Neighbors / Service for the Secular

After three years of marriage, Muhammad Ali, an Egyptian citizen, took his wife out to a fancy restaurant for the first time - but she came home crying. The woman, an observant Muslim, dressed up for the occasion in a brand new dress, covered her head with her hijab and accompanied her husband. However at the entrance to the restaurant, on the banks of the Nile, the head waiter told her she could not enter. He explained that the restaurant served alcoholic beverages and so it was not fitting for a religious woman like her to be seated there.

The Saudi Arabian Web site, Elaph - the most popular online news portal in the Arab world - conducted an investigative report into the issue. Quotes from restaurant and nightclub owners in Egypt made it clear that they were not prepared to host women wearing head coverings because they might not feel comfortable and, more importantly, their presence might spoil the enjoyment of other guests who had come to dance or drink wine.

"Egypt is becoming a much more religious country," the report said, "and about 90 percent of the women there wear a hijab." It is doubtful whether this information is based on fact, but the struggle over the hijab is taking a much more central role in the public discourse in Egypt and other Arab countries.

Until now, the struggle has been over the niqab, a veil covering the hair and face that leaves only the eyes visible. The Egyptian government forbids women wearing a niqab to drive and until last week, also forbid female students whose faces were veiled from taking examinations. However the chief administrative court ruled that a woman's right to wear a niqab was anchored in the constitution, and it rejected the government's instruction.

Prior to that, the head of Al-Azhar University, Sheikh Sayyid Tantawi, had ordered that female students wearing a niqab be instructed to leave the lecture halls of all institutions affiliated with the university. Now it appears that wearing a hijab is also controversial - not in public institutions in Egypt, but certainly in recreational and entertainment facilities.

Religious women told a reporter from Elaph that they were viewed "unfavorably" at swimming pools and even in the lobbies of Egyptian resort hotels. They said that in some cases they had been prevented from entering swimming pools wearing a burqini swimsuit.

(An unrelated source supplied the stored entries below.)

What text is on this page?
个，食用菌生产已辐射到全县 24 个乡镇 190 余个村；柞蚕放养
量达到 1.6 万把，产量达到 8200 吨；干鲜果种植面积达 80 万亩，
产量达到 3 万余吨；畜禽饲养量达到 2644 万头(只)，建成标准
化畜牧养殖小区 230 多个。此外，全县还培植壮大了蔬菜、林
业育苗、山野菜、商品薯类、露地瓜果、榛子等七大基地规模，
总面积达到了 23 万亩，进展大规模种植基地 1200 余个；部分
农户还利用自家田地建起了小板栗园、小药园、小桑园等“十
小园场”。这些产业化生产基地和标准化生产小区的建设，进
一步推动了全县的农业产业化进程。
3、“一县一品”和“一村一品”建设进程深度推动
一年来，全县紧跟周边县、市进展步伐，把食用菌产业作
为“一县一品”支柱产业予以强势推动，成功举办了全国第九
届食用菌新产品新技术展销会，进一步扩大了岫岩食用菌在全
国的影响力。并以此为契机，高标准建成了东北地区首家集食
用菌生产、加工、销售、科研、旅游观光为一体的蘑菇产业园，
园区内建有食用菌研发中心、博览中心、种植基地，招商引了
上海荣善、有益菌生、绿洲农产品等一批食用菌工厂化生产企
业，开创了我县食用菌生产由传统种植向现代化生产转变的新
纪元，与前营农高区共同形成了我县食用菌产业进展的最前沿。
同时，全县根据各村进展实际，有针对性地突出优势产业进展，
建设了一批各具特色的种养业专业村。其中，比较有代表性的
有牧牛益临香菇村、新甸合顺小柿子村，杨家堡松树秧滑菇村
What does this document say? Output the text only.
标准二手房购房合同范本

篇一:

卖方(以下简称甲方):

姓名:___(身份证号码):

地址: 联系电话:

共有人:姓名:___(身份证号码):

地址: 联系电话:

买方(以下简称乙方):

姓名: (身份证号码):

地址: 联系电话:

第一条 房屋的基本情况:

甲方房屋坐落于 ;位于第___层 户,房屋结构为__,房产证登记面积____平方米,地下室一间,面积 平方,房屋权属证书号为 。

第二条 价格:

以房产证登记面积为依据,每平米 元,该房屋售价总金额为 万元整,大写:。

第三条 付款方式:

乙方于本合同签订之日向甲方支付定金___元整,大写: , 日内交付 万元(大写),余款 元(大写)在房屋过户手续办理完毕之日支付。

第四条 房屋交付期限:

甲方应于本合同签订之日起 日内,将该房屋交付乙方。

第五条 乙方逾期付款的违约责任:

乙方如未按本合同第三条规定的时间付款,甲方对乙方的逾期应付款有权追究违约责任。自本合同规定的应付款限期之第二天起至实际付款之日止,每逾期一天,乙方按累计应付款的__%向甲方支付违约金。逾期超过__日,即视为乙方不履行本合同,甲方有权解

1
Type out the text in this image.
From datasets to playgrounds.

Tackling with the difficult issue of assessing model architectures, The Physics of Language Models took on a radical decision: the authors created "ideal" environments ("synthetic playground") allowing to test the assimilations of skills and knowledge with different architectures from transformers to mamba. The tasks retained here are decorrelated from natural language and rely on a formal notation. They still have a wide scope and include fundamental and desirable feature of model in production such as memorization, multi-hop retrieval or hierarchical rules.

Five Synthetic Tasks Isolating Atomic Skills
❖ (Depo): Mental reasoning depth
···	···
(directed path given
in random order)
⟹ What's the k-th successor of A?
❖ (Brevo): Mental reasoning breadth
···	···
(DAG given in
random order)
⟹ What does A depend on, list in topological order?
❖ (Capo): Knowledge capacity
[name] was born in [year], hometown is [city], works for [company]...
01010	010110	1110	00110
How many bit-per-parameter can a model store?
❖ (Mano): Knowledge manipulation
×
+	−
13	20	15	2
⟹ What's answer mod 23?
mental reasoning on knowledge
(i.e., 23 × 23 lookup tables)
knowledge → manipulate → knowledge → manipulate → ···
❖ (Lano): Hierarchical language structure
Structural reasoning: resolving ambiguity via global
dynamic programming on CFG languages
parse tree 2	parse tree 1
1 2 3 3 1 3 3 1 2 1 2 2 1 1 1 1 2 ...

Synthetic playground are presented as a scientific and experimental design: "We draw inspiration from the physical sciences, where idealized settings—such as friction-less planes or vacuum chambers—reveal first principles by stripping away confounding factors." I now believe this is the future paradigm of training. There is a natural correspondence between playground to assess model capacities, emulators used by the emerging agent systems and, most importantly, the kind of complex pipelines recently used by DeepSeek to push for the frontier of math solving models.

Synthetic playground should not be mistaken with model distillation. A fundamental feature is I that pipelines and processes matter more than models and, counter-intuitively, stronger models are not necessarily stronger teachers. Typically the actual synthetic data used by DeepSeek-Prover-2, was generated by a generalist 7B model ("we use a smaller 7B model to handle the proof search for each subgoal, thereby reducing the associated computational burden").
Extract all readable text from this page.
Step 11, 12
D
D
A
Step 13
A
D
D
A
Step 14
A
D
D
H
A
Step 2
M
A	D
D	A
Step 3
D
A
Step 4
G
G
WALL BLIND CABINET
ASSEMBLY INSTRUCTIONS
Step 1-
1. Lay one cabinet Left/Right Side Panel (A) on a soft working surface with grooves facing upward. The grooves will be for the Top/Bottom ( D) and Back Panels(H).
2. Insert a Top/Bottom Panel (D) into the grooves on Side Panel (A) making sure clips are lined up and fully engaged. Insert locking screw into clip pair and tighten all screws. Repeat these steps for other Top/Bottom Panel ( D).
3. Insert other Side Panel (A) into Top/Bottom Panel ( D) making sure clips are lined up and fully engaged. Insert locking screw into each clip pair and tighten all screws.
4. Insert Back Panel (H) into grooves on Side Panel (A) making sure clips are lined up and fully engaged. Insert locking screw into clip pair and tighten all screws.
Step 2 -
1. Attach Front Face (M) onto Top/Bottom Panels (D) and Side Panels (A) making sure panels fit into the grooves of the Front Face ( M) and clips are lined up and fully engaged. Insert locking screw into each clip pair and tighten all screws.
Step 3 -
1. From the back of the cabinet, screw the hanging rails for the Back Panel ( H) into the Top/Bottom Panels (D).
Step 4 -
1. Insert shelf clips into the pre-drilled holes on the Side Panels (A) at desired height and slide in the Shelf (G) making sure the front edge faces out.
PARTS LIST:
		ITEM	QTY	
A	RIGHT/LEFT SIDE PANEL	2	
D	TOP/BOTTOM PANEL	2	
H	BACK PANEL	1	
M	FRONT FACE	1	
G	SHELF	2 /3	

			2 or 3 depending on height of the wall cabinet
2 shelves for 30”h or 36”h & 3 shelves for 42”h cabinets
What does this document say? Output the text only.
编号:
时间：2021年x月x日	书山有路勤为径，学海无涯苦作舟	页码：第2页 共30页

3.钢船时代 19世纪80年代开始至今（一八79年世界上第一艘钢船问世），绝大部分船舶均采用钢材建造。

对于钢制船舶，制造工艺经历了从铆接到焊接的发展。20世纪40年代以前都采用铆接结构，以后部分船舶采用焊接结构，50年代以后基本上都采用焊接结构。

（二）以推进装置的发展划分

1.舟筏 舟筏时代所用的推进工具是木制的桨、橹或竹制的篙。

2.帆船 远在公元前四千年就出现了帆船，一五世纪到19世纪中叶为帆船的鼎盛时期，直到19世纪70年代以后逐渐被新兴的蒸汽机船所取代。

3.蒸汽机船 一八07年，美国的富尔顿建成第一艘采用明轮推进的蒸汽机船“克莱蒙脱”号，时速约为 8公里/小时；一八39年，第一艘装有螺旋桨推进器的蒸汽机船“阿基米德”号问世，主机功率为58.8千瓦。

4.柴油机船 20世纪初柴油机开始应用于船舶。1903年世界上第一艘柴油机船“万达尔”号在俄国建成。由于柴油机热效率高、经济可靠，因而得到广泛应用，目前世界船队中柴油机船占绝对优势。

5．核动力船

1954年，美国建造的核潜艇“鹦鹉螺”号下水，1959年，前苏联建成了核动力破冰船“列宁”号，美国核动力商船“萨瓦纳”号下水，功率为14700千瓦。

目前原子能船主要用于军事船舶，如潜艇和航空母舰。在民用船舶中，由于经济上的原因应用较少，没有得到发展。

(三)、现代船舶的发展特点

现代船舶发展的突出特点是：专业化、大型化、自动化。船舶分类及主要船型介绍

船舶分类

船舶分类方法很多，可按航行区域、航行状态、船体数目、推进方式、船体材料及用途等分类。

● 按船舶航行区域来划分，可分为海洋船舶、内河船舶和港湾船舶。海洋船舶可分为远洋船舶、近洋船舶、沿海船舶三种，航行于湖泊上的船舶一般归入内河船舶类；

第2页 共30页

The burqini is an interesting story in itself - it's a swimsuit that covers the entire body except for the hands and feet. It is colorful and of course includes a head covering, and is made from the same material as regular bathing suits. Aheda Zanetti, a Lebanese-born designer who lives in Australia, decided in 2003 to create a swimsuit that would fit her needs as a religious woman who loves the sea. This article of clothing, which combines the idea of a burka and a bikini, quickly became a hit - raking in more than $5 million a year. Last year, Zanetti announced she was designing a modest swimsuit for men so that women visiting the sea or a swimming pool will not be embarrassed.

This modest solution, however, is apparently unacceptable to the resort managers. They believe it might spoil the atmosphere for secular tourists who do not wish to be hampered by the restrictions of religion.

As the debate between the religious and the secular rages, the government in Cairo is keeping out of it, but still examining it closely. After losing in court over the niqab question, it does not plan to act once again in the legal sphere - but it also is not preventing restaurants and entertainment spots from barring the entry of women wearing hijabs. The Egyptian government's official struggle is focused on the Muslim Brotherhood movement, which plans to fight back by supporting female candidates running for parliament in this year's elections.

Armenians are mad at Obama

Why did most of the Armenian residents of Massachusetts vote for Scott Brown the Republican, rather than the Democrat, Martha Coakley, who supports recognition of the 1915 Armenian genocide? The answer is U.S. President Barack Obama. The Armenians in the United States, believed to number about one million, are upset the president did not keep the promise he made before the elections - to recognize the massacre of the Armenians by the Turks as genocide - and that he bought the compromise proposed by Turkey (and accepted by Armenia), according to which a committee composed of historians from both sides would be appointed to investigate the massacre.

It is true that the number of voters of Armenian extraction in Massachusetts is small and could not by itself have caused a scathing loss, but the hullabaloo caused by the Armenian National Council, the umbrella organization of the Armenians in the United States, at least indicates the anger felt by a community which worked diligently on Obama's behalf.

Meanwhile, the application of the Turkish-Armenian agreement signed last October has been stalled. Armenia is accusing Turkey of an attempt to avoid ratifying it, while Turkey is accusing Armenia of presenting new conditions. The Armenian constitutional court has indeed approved the legality of the agreement, but has made it conditional on the wording of the Armenian declaration of independence.

This is where the catch lies. The declaration of independence states that the Republic of Armenia will work toward achieving international recognition of the Armenian genocide. Turkey considers this stipulation an attempt to thwart the spirit and aims of the agreement, and is therefore not prepared to ratify it. The expectation now is that the United States and France, the patrons of the agreement, will come up with a new compromise - but the anger toward Obama might spell another failure for him in resolving an international dispute.